“The future never just happened, it was created.” The quote is from Will and Ariel Durant, the husband and wife team who collaborated on an eleven-volume history of civilization that always used to be included in Book of the Month deals, which is how many of us got our copies. I’m glad to see the Durants’ quotation brought into play by the 100 Year Starship organization in the service of energizing space exploration. It’s a call to create, to work, to push our ideas.

100 Year Starship (100YSS) puts the Durants’ thinking into practice at the second 100 Year Starship Public Symposium, September 13-16 at the Hyatt Regency in Houston. The event promises academic presentations, science fiction panels, workshops, classes and networking possibilities for those in the aerospace community and the public at large. My hope is that the gathering will kindle some of the same enthusiasm we saw last October in Orlando, when the grant from DARPA that created the 100 Year Starship had yet to be assigned and the halls of the Orlando Hilton filled up with starship aficionados. For more on the event, check the 100YSS symposium page.

Image: The track chair panel from last year’s symposium in Orlando. Credit: 100YSS.

DARPA (the Defense Advanced Research Projects Agency) provided the seed money, but 100 Year Starship is now in the hands of Mae Jemison, whose Dorothy Jemison Foundation for Excellence will develop the idea with partners Icarus Interstellar (the people behind Project Icarus, the re-envisioning of the Project Daedalus starship) and the Foundation for Enterprise Development. And as we’ve discussed before, the 100 Year Starship refers not to a century-long star mission but to an organization that can survive for a century to nurture the starship idea, the thinking being that a century from now we will have made major progress on the interstellar front. It’s a gutsy and optimistic time frame and I hope it’s proven right.

The upcoming symposium will take place the week of the 50th anniversary of president Kennedy’s famous speech at Rice University exhorting Americans to land on the Moon, so it’s fitting that former president Bill Clinton has agreed to serve as honorary chair for the event. “This important effort helps advance the knowledge and technologies required to explore space,” said Clinton, “all while generating the necessary tools that enhance our quality of life on Earth.” 100YSS is collaborating with Rice University to integrate activities, which will include a salute to fifty years of human space flight at the Johnson Space Center.

The goal is for a multidisciplinary gathering, as a 100YSS news release makes clear:

100 Year Starship will bring in experts from myriad fields to help achieve its goal — utilizing not only scientists, engineers, doctors, technologists, researchers, sociologists and computer experts, but also architects, writers, artists, entertainers and leaders in government, business, economics, ethics and public policy. 100YSS will also collaborate with existing space exploration and advocacy efforts from both private enterprise and the government.

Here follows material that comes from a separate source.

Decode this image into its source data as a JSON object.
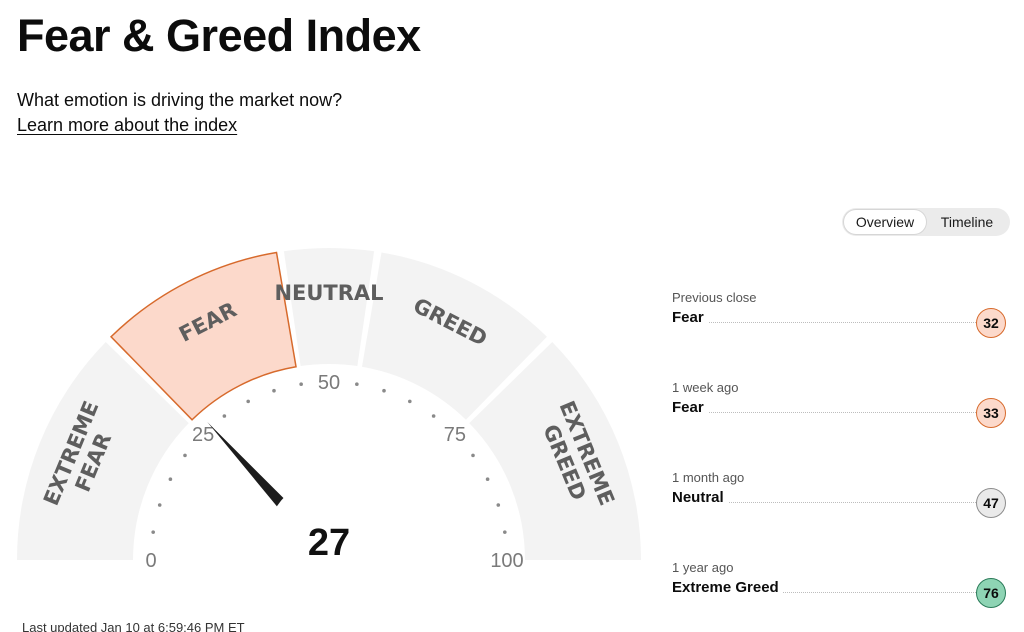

In addition, 100YSS will establish a scientific research institute, The Way, whose major emphasis will be speculative, long-term science and technology.

The 2012 symposium is titled ‘Transition to Transformation…The Journey Begins.’ According to the organization, the goals for the gathering include:

  • Identifying research directions and priorities
  • Understanding methods to assess, transform and deploy space-related technologies to improve daily life
  • Fostering ways to identify and integrate partnerships and partnering opportunities, social structures, cultural awareness and global momentum essential to the 100 year challenge

I see that three track chairs have already been announced. David Alexander (Rice University) will be in charge of a special session on Future Visions, while Eric Davis (Institute for Advanced Studies – Austin) is to be track chair for Time-Distance Solutions. Amy Millman (Springboard Enterprises) chairs a special session called Interstellar Aspiration – Commercial Perspiration. More news on the other track chairs and session topics and papers as it becomes available.

The opportunity before us is to keep the Durants’ quotation in mind: “The future never just happened, it was created.” It’s true on the level of civilizations and on the level of individuals. I’m hoping you can create the opportunity to make it to Houston to see how 100 Year Starship is evolving and to join the scientists, engineers, public policy experts, entertainers and the rest who will be focusing on the issues of interstellar flight. These go well beyond propulsion to include life support, robotics, economics, intelligent systems, communications and more. If it’s anything like last year’s event in Orlando, this second symposium should help move interstellar studies forward.